As I left, I passed a lady carrying a small package, which emitted an aroma very much like that of an old book. Curious, I stopped to listen.

Lady:    Ms. McSingh-O’Schmidt-D’Estang?

She:    What’s ‘e done now?

Lady:    I beg your pardon?

She:    Scott—‘e’s always puttin’ the boot in at pre-school. I tried ‘im wiv soft squidgy indoor shoes, but ‘e still manages to lay the kids aht wiv ‘em.

Lady:    I’m not here about your son, Ms….

She:    Scott ain’t my son. ‘E’s me boyfriend innee. ‘E works at the daycare.

Lady:    Ah. Uhm… I wanted to return a book that an ancestor of mine borrowed a long time ago. It’s called Mrs. Arkwright’s Domestic Management Manual.

She:    Borrowed somewhere around 1817?

Lady:    Why yes; how did you know?

She:    That’s why they pay me the big money ‘ere. So the late return fine is nine fousand, five ‘undred and sixty-six pound and firty-seven pee.

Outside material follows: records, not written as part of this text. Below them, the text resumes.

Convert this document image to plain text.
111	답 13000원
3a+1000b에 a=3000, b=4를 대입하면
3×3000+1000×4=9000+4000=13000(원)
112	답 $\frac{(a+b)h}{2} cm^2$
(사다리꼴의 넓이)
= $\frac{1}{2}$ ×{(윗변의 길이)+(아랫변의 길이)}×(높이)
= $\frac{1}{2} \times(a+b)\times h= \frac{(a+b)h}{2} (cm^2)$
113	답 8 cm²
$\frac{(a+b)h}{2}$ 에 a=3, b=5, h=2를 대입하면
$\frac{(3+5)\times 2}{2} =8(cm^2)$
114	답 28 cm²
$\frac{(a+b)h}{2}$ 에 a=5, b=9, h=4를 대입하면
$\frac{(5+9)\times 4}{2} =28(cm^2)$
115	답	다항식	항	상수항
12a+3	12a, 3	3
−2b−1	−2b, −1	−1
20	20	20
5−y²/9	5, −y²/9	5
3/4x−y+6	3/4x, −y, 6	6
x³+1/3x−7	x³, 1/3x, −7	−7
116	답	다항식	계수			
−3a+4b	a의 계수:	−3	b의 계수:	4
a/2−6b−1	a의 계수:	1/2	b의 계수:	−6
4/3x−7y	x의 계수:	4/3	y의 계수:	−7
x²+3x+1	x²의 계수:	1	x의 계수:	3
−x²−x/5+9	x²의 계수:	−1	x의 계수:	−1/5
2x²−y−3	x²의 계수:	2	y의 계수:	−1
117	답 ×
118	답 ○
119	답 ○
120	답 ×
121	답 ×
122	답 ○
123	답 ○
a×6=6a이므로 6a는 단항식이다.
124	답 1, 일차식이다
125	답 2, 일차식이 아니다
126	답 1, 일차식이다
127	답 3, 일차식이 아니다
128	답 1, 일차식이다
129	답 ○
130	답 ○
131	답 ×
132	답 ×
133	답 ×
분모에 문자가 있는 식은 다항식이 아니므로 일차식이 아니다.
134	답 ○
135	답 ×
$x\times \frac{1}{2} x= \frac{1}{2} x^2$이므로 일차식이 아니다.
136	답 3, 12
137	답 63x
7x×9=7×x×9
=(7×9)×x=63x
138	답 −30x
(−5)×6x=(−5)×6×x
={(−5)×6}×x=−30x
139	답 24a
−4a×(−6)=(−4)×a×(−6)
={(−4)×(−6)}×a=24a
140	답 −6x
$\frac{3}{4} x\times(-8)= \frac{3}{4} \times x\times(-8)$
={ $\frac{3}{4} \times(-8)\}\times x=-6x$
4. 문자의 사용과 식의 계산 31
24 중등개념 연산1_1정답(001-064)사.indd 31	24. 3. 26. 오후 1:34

Lady:    Which I assume is a number plucked from the air?

She:    Nah. Do the riffmetic yerself.

Lady:    In any case, I wasn’t expecting to pay any fine. I just thought it right and proper that I should return it.

At this point, I felt compelled to return to the classroom and join in the conversation.

Me:    Excuse me: I couldn’t help overhearing. By an amazing coincidence, I returned a copy of the same book not five minutes ago!

Lady:    There’s no such thing as coincidence…

And then a well-known reality show host popped out from a nearby broom cupboard and said, “Congratulations both of you! You’ve won the top prize in this week’s ‘The Golden Rule’! You didn’t know it, but we planted those books in your houses for you to find. Inside, there are tiny GPS tracking devices that tell us where the book is. The only amazing coincidence here is that both of you arrived at the same time!”

As he was speaking, I spotted a camera operator. He was crouching behind the teacher’s body armour cabinet. My aversion to reality shows is well-known, and I left no doubt about it when the camera operator discovered that small format video cameras aren’t small enough for where his ended up.

Which is why I’m writing this article from the nearby police station.